Its Great to wake up Every Morning.

Today is Sunday. The kitchen people made me a really nice Strawberry Short Cake and gave me a get well card that said they were so glad I was back home. It had so many names on it. It must have been signed by everyone in the compound. I wanted to cry it was so wonderful. I had been hearing talk that everyone thought Matthew’s group had something to do with rescuing me and bring me home. I heard one person say that his whole family felt safer that the compound had a great team that could protect everyone. No one out side of Matthew’s team knew the mission had been called off. Matthew started walking me around the living room every day for exercise and I notice the compound was starting to come back to life. I still felt bad. I couldn’t pin point it. I kept putting my hand on my for head checking for a temperature.
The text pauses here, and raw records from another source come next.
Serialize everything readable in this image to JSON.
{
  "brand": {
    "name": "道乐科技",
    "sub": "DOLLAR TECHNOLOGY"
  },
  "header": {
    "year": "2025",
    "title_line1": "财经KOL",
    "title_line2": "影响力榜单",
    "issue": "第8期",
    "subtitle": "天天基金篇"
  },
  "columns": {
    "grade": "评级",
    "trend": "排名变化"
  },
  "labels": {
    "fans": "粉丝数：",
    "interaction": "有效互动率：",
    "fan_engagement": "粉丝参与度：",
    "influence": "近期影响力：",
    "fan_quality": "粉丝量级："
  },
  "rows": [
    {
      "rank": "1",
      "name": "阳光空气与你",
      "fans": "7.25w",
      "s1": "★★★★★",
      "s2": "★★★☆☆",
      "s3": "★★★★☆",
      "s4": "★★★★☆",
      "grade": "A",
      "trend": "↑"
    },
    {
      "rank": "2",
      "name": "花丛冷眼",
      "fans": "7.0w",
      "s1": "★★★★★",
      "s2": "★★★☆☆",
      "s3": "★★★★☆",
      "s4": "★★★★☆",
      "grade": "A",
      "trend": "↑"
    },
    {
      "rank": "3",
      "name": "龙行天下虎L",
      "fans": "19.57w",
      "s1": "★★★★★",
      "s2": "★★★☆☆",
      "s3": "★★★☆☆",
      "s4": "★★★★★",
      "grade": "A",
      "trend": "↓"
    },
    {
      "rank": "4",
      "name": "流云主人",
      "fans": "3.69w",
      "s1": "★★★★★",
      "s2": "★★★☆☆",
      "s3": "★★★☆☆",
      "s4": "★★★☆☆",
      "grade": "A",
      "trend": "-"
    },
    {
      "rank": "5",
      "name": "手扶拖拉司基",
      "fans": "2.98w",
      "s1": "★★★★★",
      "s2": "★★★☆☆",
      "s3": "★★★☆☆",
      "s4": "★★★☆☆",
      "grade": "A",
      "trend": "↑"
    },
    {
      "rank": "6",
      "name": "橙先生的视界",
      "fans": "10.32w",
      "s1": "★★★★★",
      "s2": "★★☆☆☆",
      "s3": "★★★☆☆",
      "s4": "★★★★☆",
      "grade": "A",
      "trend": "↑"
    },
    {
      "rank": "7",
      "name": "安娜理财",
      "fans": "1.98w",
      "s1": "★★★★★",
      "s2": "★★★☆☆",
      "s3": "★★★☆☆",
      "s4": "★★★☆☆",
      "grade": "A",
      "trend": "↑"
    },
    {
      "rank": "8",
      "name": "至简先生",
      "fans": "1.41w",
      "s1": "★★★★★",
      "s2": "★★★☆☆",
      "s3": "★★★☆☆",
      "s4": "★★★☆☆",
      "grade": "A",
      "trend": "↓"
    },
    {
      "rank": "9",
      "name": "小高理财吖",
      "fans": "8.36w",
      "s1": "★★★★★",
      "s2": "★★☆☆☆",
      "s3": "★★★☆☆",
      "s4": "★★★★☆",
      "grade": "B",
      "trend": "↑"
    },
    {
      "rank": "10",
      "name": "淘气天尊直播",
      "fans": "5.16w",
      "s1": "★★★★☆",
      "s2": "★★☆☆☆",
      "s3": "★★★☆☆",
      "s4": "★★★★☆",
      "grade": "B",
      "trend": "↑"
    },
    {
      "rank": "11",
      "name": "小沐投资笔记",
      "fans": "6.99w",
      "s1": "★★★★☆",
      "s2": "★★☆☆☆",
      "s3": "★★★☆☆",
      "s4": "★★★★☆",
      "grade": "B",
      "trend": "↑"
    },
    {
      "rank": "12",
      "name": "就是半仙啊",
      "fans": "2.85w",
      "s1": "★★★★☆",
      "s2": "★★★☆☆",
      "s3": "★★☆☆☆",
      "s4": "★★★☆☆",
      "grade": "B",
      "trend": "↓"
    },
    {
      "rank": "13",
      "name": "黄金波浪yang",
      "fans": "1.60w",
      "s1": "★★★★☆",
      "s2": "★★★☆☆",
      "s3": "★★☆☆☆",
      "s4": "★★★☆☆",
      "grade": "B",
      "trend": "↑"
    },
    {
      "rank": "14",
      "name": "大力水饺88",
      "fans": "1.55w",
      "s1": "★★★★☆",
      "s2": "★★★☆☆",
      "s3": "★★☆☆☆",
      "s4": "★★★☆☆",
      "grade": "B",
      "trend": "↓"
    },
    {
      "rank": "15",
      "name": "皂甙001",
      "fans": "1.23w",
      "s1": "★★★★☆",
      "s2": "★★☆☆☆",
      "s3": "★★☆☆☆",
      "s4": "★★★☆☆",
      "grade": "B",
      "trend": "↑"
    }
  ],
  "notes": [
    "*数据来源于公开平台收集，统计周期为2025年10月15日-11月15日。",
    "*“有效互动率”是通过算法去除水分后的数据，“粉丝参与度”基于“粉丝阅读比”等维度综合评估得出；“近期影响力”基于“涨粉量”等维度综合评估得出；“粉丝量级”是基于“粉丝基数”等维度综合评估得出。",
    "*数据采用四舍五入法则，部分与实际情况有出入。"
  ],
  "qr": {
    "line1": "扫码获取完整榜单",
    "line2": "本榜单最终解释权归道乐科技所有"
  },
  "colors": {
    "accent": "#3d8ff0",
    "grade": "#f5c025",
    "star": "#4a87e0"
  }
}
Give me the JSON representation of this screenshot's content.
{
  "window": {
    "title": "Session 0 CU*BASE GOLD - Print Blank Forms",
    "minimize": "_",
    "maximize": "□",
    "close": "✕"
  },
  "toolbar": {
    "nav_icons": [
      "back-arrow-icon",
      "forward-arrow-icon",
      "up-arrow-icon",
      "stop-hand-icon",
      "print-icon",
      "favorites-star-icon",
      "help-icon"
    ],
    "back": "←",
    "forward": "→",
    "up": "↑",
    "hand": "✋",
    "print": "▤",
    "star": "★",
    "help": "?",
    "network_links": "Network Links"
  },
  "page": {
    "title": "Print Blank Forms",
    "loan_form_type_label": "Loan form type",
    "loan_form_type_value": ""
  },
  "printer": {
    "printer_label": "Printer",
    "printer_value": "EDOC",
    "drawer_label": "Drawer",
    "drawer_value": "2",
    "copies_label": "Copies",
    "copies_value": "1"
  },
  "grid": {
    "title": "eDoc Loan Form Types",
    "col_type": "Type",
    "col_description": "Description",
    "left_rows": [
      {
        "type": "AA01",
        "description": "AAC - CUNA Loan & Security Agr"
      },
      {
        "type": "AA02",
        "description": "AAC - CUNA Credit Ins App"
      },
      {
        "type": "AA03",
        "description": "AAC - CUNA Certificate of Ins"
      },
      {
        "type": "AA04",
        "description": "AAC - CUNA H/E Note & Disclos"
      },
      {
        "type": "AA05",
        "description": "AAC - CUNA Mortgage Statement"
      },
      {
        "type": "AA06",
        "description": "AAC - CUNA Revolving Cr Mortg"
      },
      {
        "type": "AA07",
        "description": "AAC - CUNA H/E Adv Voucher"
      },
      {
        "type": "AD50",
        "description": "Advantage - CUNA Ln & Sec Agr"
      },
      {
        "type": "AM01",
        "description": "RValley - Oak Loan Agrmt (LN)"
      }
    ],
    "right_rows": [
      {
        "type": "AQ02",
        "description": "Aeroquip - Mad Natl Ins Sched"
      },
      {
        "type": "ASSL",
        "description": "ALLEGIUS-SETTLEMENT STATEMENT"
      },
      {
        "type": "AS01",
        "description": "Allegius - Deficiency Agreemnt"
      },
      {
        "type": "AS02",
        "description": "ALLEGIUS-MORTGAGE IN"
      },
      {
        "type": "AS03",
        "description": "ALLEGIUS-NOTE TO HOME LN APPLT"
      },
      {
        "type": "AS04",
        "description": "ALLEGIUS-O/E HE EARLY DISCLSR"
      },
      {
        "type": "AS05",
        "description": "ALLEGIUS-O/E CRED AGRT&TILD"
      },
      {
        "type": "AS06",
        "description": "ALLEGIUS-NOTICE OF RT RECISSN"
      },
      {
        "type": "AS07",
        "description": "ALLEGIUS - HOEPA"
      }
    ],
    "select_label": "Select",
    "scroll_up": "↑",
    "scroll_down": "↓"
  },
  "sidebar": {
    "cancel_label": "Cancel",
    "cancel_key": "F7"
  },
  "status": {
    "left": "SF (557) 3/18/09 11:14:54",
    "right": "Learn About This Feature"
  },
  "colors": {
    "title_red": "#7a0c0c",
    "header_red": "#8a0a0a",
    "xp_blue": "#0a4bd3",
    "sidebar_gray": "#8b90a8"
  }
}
Its only been three days and I have made a lot of progress at getting back to myself. Matthew said this after noon we were going to go to the gym. He said the sooner I could start exercising I could get muscle back and feel better. And happiness. I can’t really be happy. I guess its some kind of depression or post traumatic stress maybe? I agreed with him. Exercise would help everything. He was at my side constantly. Hugging and kissing me. This really helped me feel better. I think Hunter is jealous because she was his main attention. I can’t wait till I feel better so I can hold her and hug her. She really brings a smile to your face it the morning, wanting out of the crib. I love the way she puts her arms up and says Daddy, Daddy. Wanting Matthew to pick her up. Matthew told Mom that maybe we should go back to our room, but Mom wouldn’t hear it. She said we were not going anywhere until I felt better.